If something doesn't go as planned, AgriCook ensures your refund. Unforeseen events are the order of the day, not only in the agricultural sector.
Current statistics show that 98% of orders arrive at their destination on the first try without a problem. The remaining 2% is sent back or refunded. As a consumer, you take no risk.

AgriCook's direct sales model brings you closer to the origin of what you bring to the table, allowing you to precisely identify the region and farm it comes from, as well as the sustainable methods used in its production. This ensures that you receive a high quality, fresh product that has not gone through intermediaries or refrigerated warehouses that alter its taste.

  • Reduction of the carbon footprint: By purchasing directly from the farmer, you avoid long transport journeys between intermediaries, warehouses and shops. This reduces the CO2 emissions associated with the transport of products.
  • Minimization of waste: Direct selling reduces the need for excess packaging often used in traditional distribution chains. Also, since farmers sell directly to consumers, there is a greater likelihood that produce will be sold and consumed, reducing food waste.
  • Strengthening the local economy: By buying directly from the farmer, the money stays within the community.
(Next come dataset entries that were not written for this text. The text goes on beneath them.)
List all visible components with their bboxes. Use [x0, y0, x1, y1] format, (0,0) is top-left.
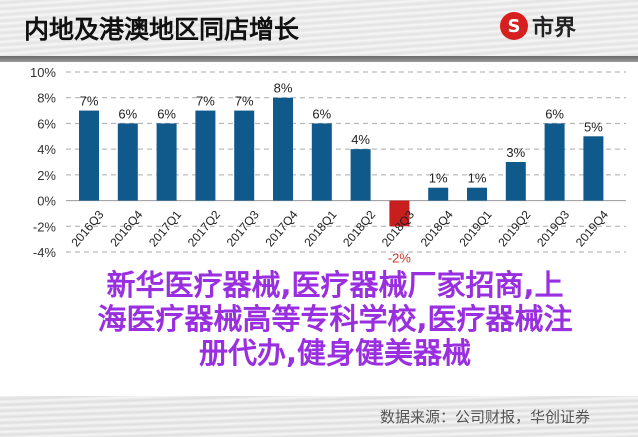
x-tick-label: 2018Q4: [418, 207, 456, 249]
logo-icon: S: [500, 12, 528, 40]
bar: [505, 162, 526, 201]
watermark-line: 海医疗器械高等专科学校,医疗器械注: [97, 302, 573, 336]
x-tick-label: 2017Q2: [185, 207, 223, 249]
bar: [156, 123, 177, 201]
x-tick-label: 2017Q1: [146, 207, 184, 249]
data-label: 8%: [274, 81, 293, 96]
data-label: 7%: [80, 94, 99, 109]
bar: [234, 110, 255, 201]
x-tick-label: 2018Q1: [301, 207, 339, 249]
header-divider: [0, 56, 638, 62]
watermark-text: 新华医疗器械,医疗器械厂家招商,上 海医疗器械高等专科学校,医疗器械注 册代办,…: [40, 268, 630, 370]
y-tick-label: -2%: [33, 219, 57, 234]
data-label: 3%: [506, 145, 525, 160]
x-tick-label: 2019Q1: [456, 207, 494, 249]
bar: [273, 97, 293, 201]
data-label: 6%: [312, 106, 331, 121]
logo: S 市界: [500, 10, 576, 42]
bar: [544, 123, 565, 201]
data-label: 4%: [351, 132, 370, 147]
y-tick-label: 4%: [37, 142, 56, 157]
x-tick-label: 2019Q2: [495, 207, 533, 249]
bar: [195, 110, 216, 201]
x-tick-label: 2019Q4: [573, 207, 611, 249]
y-tick-label: 6%: [37, 116, 56, 131]
x-tick-label: 2019Q3: [534, 207, 572, 249]
footer-band: [0, 396, 638, 437]
bar: [350, 149, 371, 201]
data-label: 7%: [196, 94, 215, 109]
watermark-line: 册代办,健身健美器械: [198, 336, 472, 370]
y-tick-label: -4%: [33, 245, 57, 260]
bar: [389, 200, 410, 227]
data-source: 数据来源：公司财报，华创证券: [379, 408, 590, 426]
data-label: 1%: [429, 171, 448, 186]
x-tick-label: 2017Q3: [224, 207, 262, 249]
data-label: 5%: [584, 119, 603, 134]
data-label: -2%: [388, 251, 412, 266]
bar: [467, 187, 487, 201]
x-tick-label: 2017Q4: [262, 207, 300, 249]
data-label: 7%: [235, 94, 254, 109]
header-band: [0, 0, 638, 56]
y-tick-label: 10%: [30, 65, 56, 80]
data-label: 1%: [468, 171, 487, 186]
bar: [117, 123, 138, 201]
y-tick-label: 2%: [37, 168, 56, 183]
y-tick-label: 0%: [37, 194, 56, 209]
bar: [583, 136, 604, 201]
bar: [311, 123, 332, 201]
x-tick-label: 2016Q4: [107, 207, 145, 249]
logo-text: 市界: [532, 16, 577, 41]
y-tick-label: 8%: [37, 91, 56, 106]
x-tick-label: 2016Q3: [68, 207, 106, 249]
bar: [428, 187, 449, 201]
data-label: 6%: [157, 106, 176, 121]
watermark-line: 新华医疗器械,医疗器械厂家招商,上: [106, 268, 564, 302]
data-label: 6%: [545, 106, 564, 121]
bar: [79, 110, 99, 201]
chart-title: 内地及港澳地区同店增长: [24, 15, 300, 44]
data-label: 6%: [118, 106, 137, 121]
x-tick-label: 2018Q2: [340, 207, 378, 249]
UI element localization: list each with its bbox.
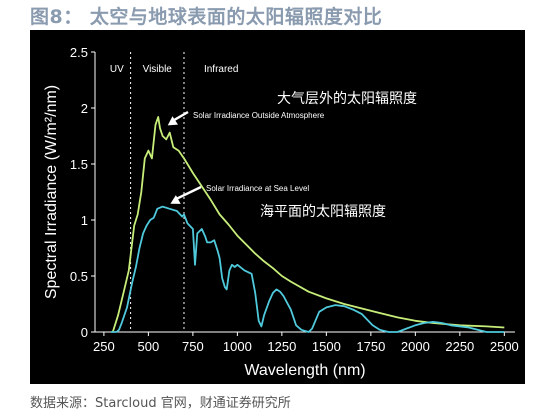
annotation-arrow-1 — [170, 185, 202, 204]
series-sea-level — [111, 205, 505, 333]
region-label-uv: UV — [110, 64, 124, 75]
series-lines — [111, 116, 505, 333]
annotation-label-1: Solar Irradiance at Sea Level — [206, 184, 309, 193]
annotation-arrow-0 — [167, 110, 189, 126]
annotations: Solar Irradiance Outside Atmosphere Solar… — [167, 91, 417, 220]
spectrum-regions: UV Visible Infrared — [110, 52, 238, 332]
axes: 0 0.5 1 1.5 2 2.5 250 500 750 1000 1250 1500 1750 200… — [43, 45, 519, 379]
x-tick-label: 500 — [138, 339, 160, 354]
x-axis-label: Wavelength (nm) — [244, 362, 365, 379]
y-tick-label: 0.5 — [70, 269, 88, 284]
x-tick-label: 2500 — [490, 339, 519, 354]
x-tick-label: 750 — [182, 339, 204, 354]
irradiance-chart: UV Visible Infrared 0 0.5 1 1.5 2 2.5 250 500 750 1… — [43, 45, 519, 379]
y-tick-label: 0 — [81, 325, 88, 340]
y-tick-label: 1.5 — [70, 157, 88, 172]
x-tick-label: 1750 — [356, 339, 385, 354]
x-tick-label: 1250 — [267, 339, 296, 354]
x-tick-label: 1500 — [312, 339, 341, 354]
series-outside-atmosphere — [111, 116, 505, 333]
figure-title: 图8： 太空与地球表面的太阳辐照度对比 — [30, 6, 383, 28]
overlay-label-1: 海平面的太阳辐照度 — [260, 204, 386, 220]
region-label-visible: Visible — [143, 64, 173, 75]
annotation-label-0: Solar Irradiance Outside Atmosphere — [193, 111, 325, 120]
x-tick-label: 250 — [93, 339, 115, 354]
y-axis-label: Spectral Irradiance (W/m²/nm) — [43, 85, 60, 299]
region-label-infrared: Infrared — [204, 64, 238, 75]
x-tick-label: 2000 — [401, 339, 430, 354]
y-tick-label: 1 — [81, 213, 88, 228]
x-tick-label: 1000 — [223, 339, 252, 354]
y-tick-label: 2 — [81, 101, 88, 116]
y-tick-label: 2.5 — [70, 45, 88, 60]
overlay-label-0: 大气层外的太阳辐照度 — [277, 91, 417, 107]
x-tick-label: 2250 — [445, 339, 474, 354]
figure-caption: 数据来源：Starcloud 官网，财通证券研究所 — [30, 396, 291, 411]
chart-frame: UV Visible Infrared 0 0.5 1 1.5 2 2.5 250 500 750 1… — [30, 30, 525, 384]
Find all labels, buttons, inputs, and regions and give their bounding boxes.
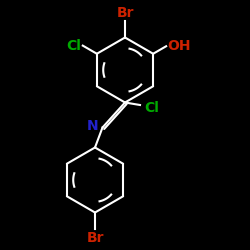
Text: Cl: Cl	[67, 39, 82, 53]
Text: Br: Br	[116, 6, 134, 20]
Text: Cl: Cl	[144, 100, 159, 114]
Text: OH: OH	[168, 39, 191, 53]
Text: N: N	[87, 119, 99, 133]
Text: Br: Br	[86, 231, 104, 245]
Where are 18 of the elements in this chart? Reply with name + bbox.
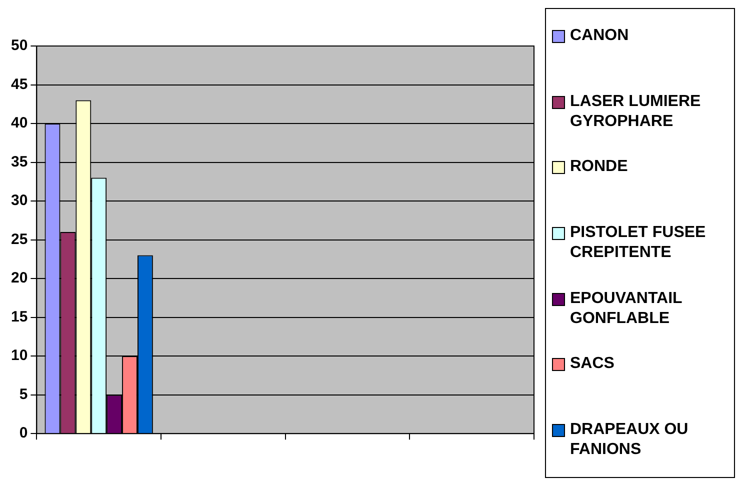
legend-label: DRAPEAUX OU FANIONS bbox=[570, 420, 690, 460]
y-tick-label: 25 bbox=[10, 230, 28, 248]
y-tick-label: 15 bbox=[10, 308, 28, 326]
legend-label: EPOUVANTAIL GONFLABLE bbox=[570, 288, 684, 329]
legend-label: RONDE bbox=[570, 157, 628, 178]
y-tick-label: 45 bbox=[10, 76, 28, 93]
y-tick-label: 10 bbox=[10, 347, 28, 364]
y-tick-label: 5 bbox=[19, 386, 28, 403]
y-tick-label: 0 bbox=[19, 424, 28, 442]
y-tick-label: 40 bbox=[10, 114, 28, 132]
y-tick-label: 20 bbox=[10, 270, 28, 287]
legend-label: SACS bbox=[570, 354, 614, 374]
y-tick-label: 35 bbox=[10, 153, 28, 170]
legend-label: PISTOLET FUSEE CREPITENTE bbox=[570, 222, 707, 263]
y-tick-label: 50 bbox=[10, 37, 28, 54]
legend-label: CANON bbox=[570, 26, 629, 46]
legend-label: LASER LUMIERE GYROPHARE bbox=[570, 92, 702, 132]
y-tick-label: 30 bbox=[10, 192, 28, 210]
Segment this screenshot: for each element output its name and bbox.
This empowers small businesses and offers better job opportunities.
  • Biodiversity Preservation: Farmers who sell directly are often incentivized to grow different varieties, including traditional or native varieties, rather than limiting themselves to commercial crops. This promotes biodiversity and ecosystem resilience.
  • Promotion of sustainable agricultural practices: Farmers who sell directly to the consumer are often more responsible in their practices, as they are in direct contact with those who consume their products. This transparency can motivate them to adopt more sustainable and environmentally friendly practices.